Monday, August 3, 2015

China Car Sales Drop Flashes Yellow Light for Its Economy

When China’s economy was booming, motorists became a symbol of the nation’s new spending power. Now, falling car sales may be more a symbol of China’s steady deceleration.

Voracious demand saw China overtake the U.S. as the world’s biggest car market in 2009, spurring auto giants including Ford Motor Co. and Volkswagen AG to supercharge their production in the country.

 By contrast, Ford now sees a potential decline in auto sales in China for the first time in 17 years. Volkswagen suffered its first sales drop in a decade during the first half of the year. Because car demand is often a timely indicator of consumer and business confidence, it can capture economic trends before official data.

With the auto sector second only to real estate as having the largest impact on suppliers, according to Banco Bilbao Vizcaya Argentaria SA, weakness in the industry threatens to worsen a downturn in manufacturing.

A purchasing manager index for China’s factories slid in July to a five-month low. “Declining car sales are definitely a warning sign for the Chinese economy,” said Paul Gao, McKinsey & Co.’s Shanghai-based head of automotive practice in Asia.

“It’s a reflection of consumer confidence.” New car sales fell in June for the first time in more than two years. Ford projects the market at as small as 23 million units this year, compared with 23.5 million vehicles sold last year.Hyundai Motor Co. has also said its deliveries have fallen.

 Going Down

The China Automobile Dealers Association last week warned that nationwide sales could drop for the first time in more than 17 years, if the country’s stock-market rout continues.
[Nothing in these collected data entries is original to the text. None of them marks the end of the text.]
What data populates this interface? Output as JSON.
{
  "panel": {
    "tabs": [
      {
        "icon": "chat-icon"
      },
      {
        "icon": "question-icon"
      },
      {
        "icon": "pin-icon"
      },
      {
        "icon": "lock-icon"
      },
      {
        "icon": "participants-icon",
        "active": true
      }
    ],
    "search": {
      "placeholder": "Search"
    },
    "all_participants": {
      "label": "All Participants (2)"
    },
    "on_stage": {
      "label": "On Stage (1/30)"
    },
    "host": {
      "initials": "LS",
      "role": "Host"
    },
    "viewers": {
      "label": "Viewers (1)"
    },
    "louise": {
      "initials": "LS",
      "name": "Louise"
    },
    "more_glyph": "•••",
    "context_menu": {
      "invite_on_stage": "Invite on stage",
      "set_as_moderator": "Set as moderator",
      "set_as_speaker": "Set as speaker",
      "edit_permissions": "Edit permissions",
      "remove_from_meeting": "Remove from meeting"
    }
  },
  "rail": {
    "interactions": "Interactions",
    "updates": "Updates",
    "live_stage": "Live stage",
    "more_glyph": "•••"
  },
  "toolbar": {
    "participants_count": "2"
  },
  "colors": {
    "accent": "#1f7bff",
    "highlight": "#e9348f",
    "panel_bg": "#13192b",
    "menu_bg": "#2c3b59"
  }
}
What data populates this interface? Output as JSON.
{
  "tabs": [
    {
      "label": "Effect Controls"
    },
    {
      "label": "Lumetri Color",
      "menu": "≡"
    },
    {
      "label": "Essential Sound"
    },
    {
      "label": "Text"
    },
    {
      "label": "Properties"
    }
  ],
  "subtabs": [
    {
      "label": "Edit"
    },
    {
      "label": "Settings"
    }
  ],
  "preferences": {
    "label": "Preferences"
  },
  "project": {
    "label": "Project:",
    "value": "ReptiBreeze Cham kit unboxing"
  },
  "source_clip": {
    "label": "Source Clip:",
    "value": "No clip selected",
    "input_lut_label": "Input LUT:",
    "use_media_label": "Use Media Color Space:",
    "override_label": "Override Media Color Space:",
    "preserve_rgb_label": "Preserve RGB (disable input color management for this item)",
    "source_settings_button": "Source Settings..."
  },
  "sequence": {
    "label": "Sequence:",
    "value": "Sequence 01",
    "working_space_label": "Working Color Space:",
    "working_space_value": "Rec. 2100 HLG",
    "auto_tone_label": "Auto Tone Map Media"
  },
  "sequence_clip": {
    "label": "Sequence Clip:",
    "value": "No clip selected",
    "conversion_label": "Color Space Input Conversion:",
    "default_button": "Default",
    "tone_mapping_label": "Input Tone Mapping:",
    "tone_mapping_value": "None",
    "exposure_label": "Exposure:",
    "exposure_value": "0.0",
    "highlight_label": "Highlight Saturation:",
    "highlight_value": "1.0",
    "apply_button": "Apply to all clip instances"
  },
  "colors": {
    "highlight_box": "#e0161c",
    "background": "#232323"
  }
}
The slump in equities hurts buyer sentiment, Luo Lei, deputy secretary-general of the industry trade group, said Friday. On the ground, car dealers like Tao Jinlong are feeling the slowdown and have to work harder than ever to make a sale.

“Customers are very price-sensitive,” said Tao, a sales manager at a Ford dealership in Shanghai. “They shop around more and are demanding bigger discounts, which affects our margins. We’ve also had to spend a lot more time with them to close a sale.”

 The deterioration comes at a time when President Xi Jinping and Premier Li Keqiang want consumers and services to play a bigger role in driving the economy as part of a shift away from debt-fueled investment and exports.

First Thing

“The first thing to go when rough waters are ahead is car sales,” said Thomas Glendinning, London-based analyst at BMI Research, a unit of the Fitch Group that also does credit ratings.

“People start to think less about being conspicuous and they start to move toward more thought about value-for-money in their big purchases.”

To be sure, China’s auto market is still growing and this year’s sales have been affected by a rush over the past two years to buy new cars ahead of new vehicle registration caps. Other dynamics are at work too.

 After years of snapping up autos in ever-greater numbers, middle class consumers are starting to shop for other big-ticket items. Traffic-choked roads are also making daily commutes more expensive and time consuming, said Julia Wang, a Hong Kong-based economist with HSBC Holdings Plc.

“The market has grown very rapidly over the past years, and to a certain extent is reaching saturation,” said Wang.

“So the speed of expansion naturally needs to come down.” By contrast, American and European sales are picking up this year. Just a decade ago, Americans bought seven times as many cars as the Chinese, according to HSBC.

Growth Target

The pattern is similar to gross domestic product growth, which recorded the worst performance since 1990 last year and is this year headed for an even smaller gain.

The Communist leadership is aiming for about 7 percent -- a target that itself may be tough to reach without further stimulus. There are some signs China’s consumer is still buoyant, such as booming movie-theater sales.

A measure of consumption, which in China includes some government spending, contributed 60 percent to gross domestic product growth in the first half, according to the National Bureau of Statistics.

That was almost double the contribution from investment. Still, weaker car sales will hurt suppliers. As carmakers trim production and cut costs, the impact will ripple across the country, according to Le Xia, chief economist for Asia at BBVA in Hong Kong.

Car sales made up 12.2 percent of total retail sales in June, Le said. Le reckons that households earlier this year suspended decisions to upgrade their cars and opted instead to play the stock market, only to see their savings evaporate.

The Shanghai Composite Index rose more than 150 percent in the year through June 12, before a plunge that wiped out almost $4 trillion of market value. The index slid 10 percent last week, snapping three weeks of advances.

“Its decline is set to weigh on China’s consumption going forward,” Le said. “In fact, consumption has been the silver lining amid China’s growth slowdown.”